Clara Morassi Stanta in quei quaranta giorni del '45 perse il padre Giovanni, prelevato da casa nella notte del 3 maggio e mai più ritornato, scomparso senza che ne si sapesse mai più nulla. Il 10 febbraio dello scorso anno, nella Giornata del Ricordo, al Quirinale Clara Morassi Stanta ha ricevuto dalle mani del presidente Napolitano la medaglia d'oro assieme ai familiari di altre ventun vittime. Pochi mesi dopo la signora Morassi Stanta è stata nominata cavaliere della Repubblica proprio per il suo impegno in seno al Comitato dei congiunti dei deportati in Jugoslavia, oltre che per la sua opera nella Croce Rossa.
Oggi Napolitano giunge a Gorizia ma la rapidità della visita in città non permette alcun incontro con il Comitato dei congiunti. Se fosse stato possibile poter parlare con il Presidente della Repubblica Clara Morassi Stanta lo avrebbe invitato a farsi interprete con le autorità d'oltre confine perchè siano finalmente aperti tutti gli archivi, sia finalmente detta una parola definitiva sulla sorte degli oltre seicento goriziani deportati in Jugoslavia a guerra finita. «Noi vorremmo solo deporre un fiore sulle tombe o sulle foibe dove sono finiti i nostri cari» commenta la signora Morassi.

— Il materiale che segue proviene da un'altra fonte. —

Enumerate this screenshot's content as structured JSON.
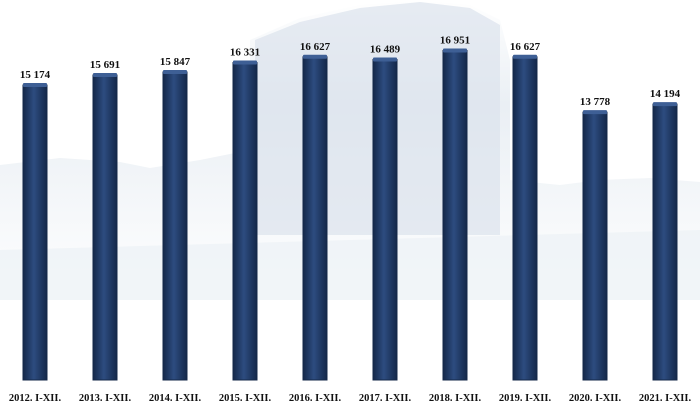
{
  "chart_data": {
    "type": "bar",
    "categories": [
      "2012. I-XII.",
      "2013. I-XII.",
      "2014. I-XII.",
      "2015. I-XII.",
      "2016. I-XII.",
      "2017. I-XII.",
      "2018. I-XII.",
      "2019. I-XII.",
      "2020. I-XII.",
      "2021. I-XII."
    ],
    "values": [
      15174,
      15691,
      15847,
      16331,
      16627,
      16489,
      16951,
      16627,
      13778,
      14194
    ],
    "value_labels": [
      "15 174",
      "15 691",
      "15 847",
      "16 331",
      "16 627",
      "16 489",
      "16 951",
      "16 627",
      "13 778",
      "14 194"
    ],
    "title": "",
    "xlabel": "",
    "ylabel": "",
    "ylim": [
      0,
      17800
    ],
    "grid": false,
    "legend": "none",
    "colors": {
      "bar": "#1f3a68",
      "bar_dark": "#142849",
      "bar_light": "#3e5f95",
      "background_tint": "#dde5ee",
      "text": "#111111"
    }
  }
}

A fine 2005 la consegna dei risultati della prima parte di uno studio condotto dalla storica slovena Natasa Nemec – che indicava il momento della cattura e qualche altra piccola notizia di 1400 italiani: civili, militari, poliziotti finiti in mano ai partigiani jugoslavi – aveva riacceso la speranza di poter conoscere in tutti i dettagli la sorte dei deportati. Ma, dopo quel primo elenco – che a Clara Morassi Stanta era stato consegnato dall'allora sindaco Vittorio Brancati, il quale l'aveva ricevuto dal suo  collega di Nova Gorica Mirko Brulc al termine di un paziente lavoro diplomatico – nessun passo avanti è stato più fatto. «Ci sono state sollecitazioni, ma si è fermato tutto, non c'è stata alcuna risposta – commenta Clara Morassi -. Io comunque vado avanti per la mia strada con tanta grinta. La grinta che mi viene da questi due anni trascorsi in prefettura (dove il Comitato era stato ospite) a contatto con tanti, tantissimi familiari di deportati che si sono rivolti a noi perfino dall'Australia.
Sembra incredibile ma sappiamo ormai tutto su chi è morto ad esempio sul fronte russo a migliaia e migliaia di chilometri da qui e non riusciamo a sapere nulla su chi ha trovato la morte a trenta chilometri da casa. Ecco perchè finchè sarò viva continuerò a lottare per sapere la verità».